Some days, I need to write and I have no idea what to write. The key to writing a big enough backlist to make a living as a novelist is to write every day.

Every day.

Every damn day.

Even when you have no clue what to write next.

And then there are those days when not only do you need to come up with ideas for yourself, but you need an idea (a writing prompt) for one of your writing communities.

That was where I was at about a month ago. Drawing a complete blank about what prompt to use with the Tarot Blog Hop group. I had volunteered to wrangle a hop. Again. Having not learned my lesson the previous seven times that I wrangled. The lesson that we have done everything possible with the Tarot, written all that we knew; and that this time, we will have no topic at all.

Yes, Tarot Blog Hop #57 was going to have no topic at all. We all knew that this day was going to come--that day when the shipment from the creativity department showed up empty. And it was here.

I had written some ideas down over the past year, but I could not find my notes. I remembered writing stuff down--though for the life of me, I could not remember what I wrote down, nor where I put my notes.

I decided to put off writing the sign-up and prompt sheet. It helped that I caught zombie pox and thought that I was going to die coughing up a lung or two. My muse decided to avoid me for a couple of days--zombie pox is catchy.Somehow I managed to survive the pox, and realized that I still did not have any clue what prompt to issue.

I started to worry about it.

Now, I assume that this is the life of every wrangler of the TBH. I could be wrong. And I imagine that we all have the same emergency plan: Pull out a Tarot deck; pick a random card, and call it a prompt. If nothing else, the emergency plan gives you some room to think. Or maybe that is just me.

In the meantime, I was working on a project that involved astronauts and possibly ancient alien technology--you know, a Monday. At one point, I had a goddess telling a Caliph to be a good little boy because she like the white queen, believed six impossible things before breakfast. I thought of drawing a couple of Court cards to illustrate the work-in-progress (WIP). Then I thought about doing a whole Tarot deck using my WIP's imagery. You know--"What horrible things could this card foretell an unlucky astronaut?"

I was considering the World/Universe card one day.

While loading the dishwasher.

And I said to myself, "That has to be one of the strangest associations ever associated with that Major Arcana."

Then the light bulb came on. "Odd and strange associations--why not?"

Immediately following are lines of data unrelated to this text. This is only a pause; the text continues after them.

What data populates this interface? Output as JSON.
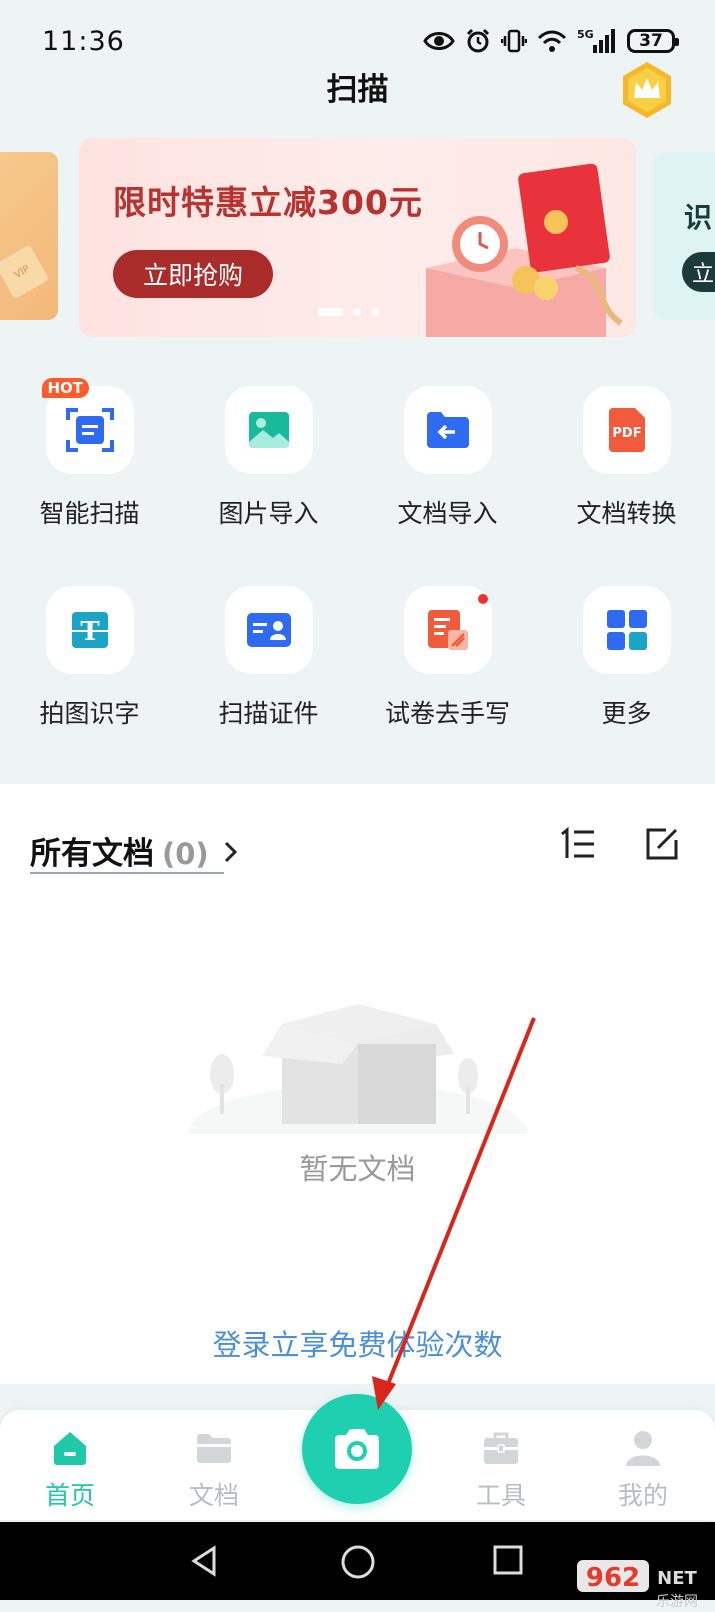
{
  "status_bar": {
    "time": "11:36",
    "network": "5G",
    "battery": "37"
  },
  "header": {
    "title": "扫描"
  },
  "banner": {
    "title": "限时特惠立减300元",
    "button": "立即抢购",
    "side_left_text": "VIP",
    "side_right_title": "识",
    "side_right_button": "立"
  },
  "tools": [
    {
      "label": "智能扫描",
      "badge": "HOT",
      "icon": "smart-scan-icon"
    },
    {
      "label": "图片导入",
      "icon": "image-import-icon"
    },
    {
      "label": "文档导入",
      "icon": "doc-import-icon"
    },
    {
      "label": "文档转换",
      "icon": "pdf-convert-icon",
      "icon_text": "PDF"
    },
    {
      "label": "拍图识字",
      "icon": "ocr-text-icon",
      "icon_text": "T"
    },
    {
      "label": "扫描证件",
      "icon": "id-card-icon"
    },
    {
      "label": "试卷去手写",
      "icon": "erase-handwriting-icon"
    },
    {
      "label": "更多",
      "icon": "more-grid-icon"
    }
  ],
  "documents": {
    "title": "所有文档",
    "count": "(0)",
    "empty_text": "暂无文档",
    "login_link": "登录立享免费体验次数"
  },
  "bottom_nav": [
    {
      "label": "首页",
      "active": true
    },
    {
      "label": "文档",
      "active": false
    },
    {
      "label": "工具",
      "active": false
    },
    {
      "label": "我的",
      "active": false
    }
  ],
  "watermark": {
    "brand": "962",
    "suffix": "NET",
    "sub": "乐游网"
  },
  "colors": {
    "accent": "#1fd0b0",
    "banner_red": "#b8332f",
    "link": "#4a90d9",
    "annotation_arrow": "#d9261c"
  }
}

And that is how an experienced wrangler and cat-herder comes up with these brilliant prompts.

True story.

One day at the factory

A few years ago, I was leafing through The Encyclopedia of Tarot Vol. I (Stuart R. Kaplan 195) when I discovered that the 1972 annual report of the H. J. Heinz Company (Pittsburgh) featured nine Tarot cards by Wes Michel. The basic symbolism of the Tarot were combined with upbeat images, and products from the Heinz 57 company.

I am going to hang this on my fridge.
Since then I have spent some time trying to find a color scan of the cover. Alas, no luck. I haven't let that stop me from imaging the colors.

The best clean-up I could do with my skill and program set.
Print out your own copy, color it, put it on the fridge. It is great fun.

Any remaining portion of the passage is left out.